Add flexibility to your data science with inference pipeline aggregations | Elastic Blog
Engineering

Add flexibility to your data science with inference pipeline aggregations

Elastic 7.6 introduced the inference processor for performing inference on documents as they are ingested through an ingest pipeline. Ingest pipelines are incredibly powerful and flexible but they are designed to work at ingest. So what happens if your data is already ingested?

Introducing the new Elasticsearch inference pipeline aggregation, which lets you apply new inference models on data that's already been indexed. With this new aggregation type, you can use the machine learning inference at search in an aggregation and get the results instantly — in real time with the latest data. Now you can always look forward to new models without worrying about reindexing your data in Elasticsearch!

This blog will show you how to use the inference pipeline aggregation to apply a new model to existing data (for our example, we'll use customer service churn data), and will then show you how to dashboard the inference results with the Kibana Vega plugin. If you'd like to try it yourself, you can spin up a free trial of Elastic Cloud or enable a free trial of machine learning on a local install.

Inference pipeline aggregations

Inference is the process of making predictions against a model trained by machine learning algorithms. The Elastic Stack supports two types of models: regression models, which are trained to find relationships in the data and predict a numerical value such as house price, and classification models, which predict which category or class the data point falls into. 

The input to a model can be numerical values, categorical (text/keyword field), or even IP addresses. A pipeline aggregation is an aggregation that takes the output of other aggregations as its input. These might be numerical values, keywords, or even IP addresses — and now you can see the start of a beautiful friendship. 

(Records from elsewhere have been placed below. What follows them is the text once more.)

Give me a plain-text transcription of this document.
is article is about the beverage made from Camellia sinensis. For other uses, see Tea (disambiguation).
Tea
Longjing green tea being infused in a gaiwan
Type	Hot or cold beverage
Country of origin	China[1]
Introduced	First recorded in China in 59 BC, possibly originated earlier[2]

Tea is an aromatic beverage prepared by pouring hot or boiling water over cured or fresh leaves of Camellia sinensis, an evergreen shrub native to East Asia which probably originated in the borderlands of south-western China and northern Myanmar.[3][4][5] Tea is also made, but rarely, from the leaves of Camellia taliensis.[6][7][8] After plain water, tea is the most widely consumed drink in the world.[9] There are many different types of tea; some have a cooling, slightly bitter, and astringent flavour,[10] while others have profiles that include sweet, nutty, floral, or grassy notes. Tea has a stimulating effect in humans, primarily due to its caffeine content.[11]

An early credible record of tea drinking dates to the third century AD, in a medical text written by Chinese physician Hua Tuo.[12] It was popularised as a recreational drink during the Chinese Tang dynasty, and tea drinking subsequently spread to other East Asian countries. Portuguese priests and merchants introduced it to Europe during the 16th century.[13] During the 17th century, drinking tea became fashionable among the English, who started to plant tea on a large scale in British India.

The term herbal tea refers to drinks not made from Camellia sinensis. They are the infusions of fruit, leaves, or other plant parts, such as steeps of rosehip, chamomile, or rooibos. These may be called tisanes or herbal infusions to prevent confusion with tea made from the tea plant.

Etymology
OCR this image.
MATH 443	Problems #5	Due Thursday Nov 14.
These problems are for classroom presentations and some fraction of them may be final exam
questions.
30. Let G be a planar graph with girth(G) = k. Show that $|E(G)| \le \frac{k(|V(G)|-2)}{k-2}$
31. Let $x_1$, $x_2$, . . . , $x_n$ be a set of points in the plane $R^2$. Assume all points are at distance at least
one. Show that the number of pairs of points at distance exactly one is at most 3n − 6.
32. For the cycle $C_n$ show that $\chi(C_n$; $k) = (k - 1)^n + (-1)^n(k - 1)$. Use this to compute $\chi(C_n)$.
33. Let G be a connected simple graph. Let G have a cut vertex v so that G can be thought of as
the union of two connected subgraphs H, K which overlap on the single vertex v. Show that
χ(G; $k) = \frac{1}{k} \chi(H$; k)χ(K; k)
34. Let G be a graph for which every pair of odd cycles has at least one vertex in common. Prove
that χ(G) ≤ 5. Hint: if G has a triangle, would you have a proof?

Example: Applying a new customer churn model

The data set we'll be using was first presented in the Introduction to supervised machine learning in Elastic webinar. In that webinar, we used fictional telecom call record data (from OpenML and Kaggle) to predict which customers will churn given their history. A subset of the customer records have been marked up with a target churn field, making them suitable for training a model with supervised learning. Experimentation has shown features such as the total call charges and the number of customer service calls are particularly significant predictors of churn. 

We have the trained model from the webinar that tells us which customers are at risk of churning — now it is time to use it. In this blog, I'm going to show you how to execute that same model at search (not ingest) so you can view the inference predictions instantly on the latest data.

Top Tip: When sharing a model between clusters, use the for_export parameter in the Get trained model request to return the model in a format that can be directly uploaded to a different cluster.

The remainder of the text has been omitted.